Эта традиция оказывается на переднем плане в той перспективе, которая была задана приведенными выше текстами, однако она не единственная имеет отношение к византийскому «я» и к его телесности. Прежде всего следует упомянуть «Ключ к сновидениям» Ахмета, который без колебаний уступает сексуальным интересам своих читателей. Не стоит удивляться тому, что волосы и шерсть означали одновременно и политическую власть, и мужскую потенцию: множество параграфов сонника посвящено их росту или потере на разных частях тела. Наплечные застежки предвещали появление наложниц гораздо более привлекательных, чем законные жены; кивок женщине — будущие близкие отношения с ней: именно относительно таких «любовных знаков», напомним, предостерегал в своем проникнутом пессимизмом сочинении Кекавмен. Кто надевает новые сандалии, но не ходит в них — найдет жену; а если уже женат — новую наложницу. Спящие могли видеть во сне поцелуи и даже сексуальные акты с животными — толкователя это никоим образом не смущает. С другой стороны, жития святых, мужчин и женщин, в IX и X веках продолжают раз за разом повторять извечную тему бегства Накануне свадьбы из–за желания сохранить девственность. Было бы неправильно видеть здесь исключительно сюжетный штамп пишущей монашеской братии. Выбор, совершенный этими вполне реальными персонажами, самым очевидным образом связан с идеалом hêsychia; впрочем, цели, к которым стремились в таких случаях женщины, следовало бы оценивать исходя из жизни византийской женщины — или исходя из тех условий, в которых она жила. Но давайте пойдем дальше: XI век, в любом случае, более богат, говорит куда больше и вероятно, имея при этом в виду совершенно другие цели хотя бы отчасти.

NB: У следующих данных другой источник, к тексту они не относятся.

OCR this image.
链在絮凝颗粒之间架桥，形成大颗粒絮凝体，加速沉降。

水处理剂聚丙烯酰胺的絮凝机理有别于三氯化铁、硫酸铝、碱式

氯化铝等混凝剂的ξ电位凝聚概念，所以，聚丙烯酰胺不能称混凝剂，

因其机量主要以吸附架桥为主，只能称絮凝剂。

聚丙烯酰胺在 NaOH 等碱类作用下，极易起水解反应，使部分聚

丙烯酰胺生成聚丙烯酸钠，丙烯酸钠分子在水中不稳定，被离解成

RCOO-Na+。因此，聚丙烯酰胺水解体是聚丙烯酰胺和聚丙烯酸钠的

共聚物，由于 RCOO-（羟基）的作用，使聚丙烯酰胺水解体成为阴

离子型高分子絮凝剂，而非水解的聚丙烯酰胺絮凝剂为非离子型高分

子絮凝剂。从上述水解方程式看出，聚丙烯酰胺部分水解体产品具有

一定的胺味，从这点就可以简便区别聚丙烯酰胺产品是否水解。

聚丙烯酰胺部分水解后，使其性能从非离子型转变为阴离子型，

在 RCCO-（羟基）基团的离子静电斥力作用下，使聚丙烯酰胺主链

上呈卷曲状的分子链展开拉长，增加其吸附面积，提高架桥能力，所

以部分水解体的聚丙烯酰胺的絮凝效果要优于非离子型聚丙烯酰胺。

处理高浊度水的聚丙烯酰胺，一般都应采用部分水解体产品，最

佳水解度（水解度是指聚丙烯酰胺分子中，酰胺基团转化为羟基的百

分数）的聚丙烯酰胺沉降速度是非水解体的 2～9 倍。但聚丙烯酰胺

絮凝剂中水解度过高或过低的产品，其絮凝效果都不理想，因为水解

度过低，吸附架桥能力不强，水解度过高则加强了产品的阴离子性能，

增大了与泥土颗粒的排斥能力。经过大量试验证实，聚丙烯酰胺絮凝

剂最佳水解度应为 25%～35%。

Осмеивание тела также было давней традицией, вызывавшей откровенное неодобрение христианства, так же как и сам смех, который оно порождало. Однако создается впечатление, что вся эта цензура перестает действовать, когда Михаил Пселл рисует портрет Константина IX Мономаха — фактически, портрет столичного аристократа середины XI века, взошедшего на трон благодаря позднему браку. «Самодержец обладал душой, падкой до всяких забав, постоянно жаждал развлечений…»[98] Ничто не развлекало его больше, чем дефекты речи: он сделал своим фаворитом человека, который намеренно усугублял свой природный недостаток, и к тому же стал любимцем придворных дам и кавалеров благодаря непристойным разговорам о двух престарелых женщинах, которым по праву рождения принадлежала законная императорская власть — Зое, жене Константина IX, и ее сестре, монахине Феодоре. Он «утверждал, что он сам родился от старшей, клялся и божился, что принесла ребенка и младшая, и так вот случились роды; он якобы вспоминал, каким образом появился на свет, приплетал сюда родовые муки и предавался бесстыдным воспоминаниям о материнской груди». Тот же монарх показан после смерти Склирены, его нежно обожаемой любовницы, о которой мы уже упоминали: «в царе бушевали страсти… он, разглагольствуя о любви (erôs), парил среди фантазий и странных видений. От природы помешанный на любовных делах (erôtika), он не умел удовлетворять страсть простым общением, но постоянно приходил в волнение при первых утехах ложа…» Пселл, будучи вынужденным свидетелем монарших прихотей, по его собственным словам, от этого краснел. Однако это не делает картину менее контрастной по отношению к грандиозной строгости предыдущего столетия.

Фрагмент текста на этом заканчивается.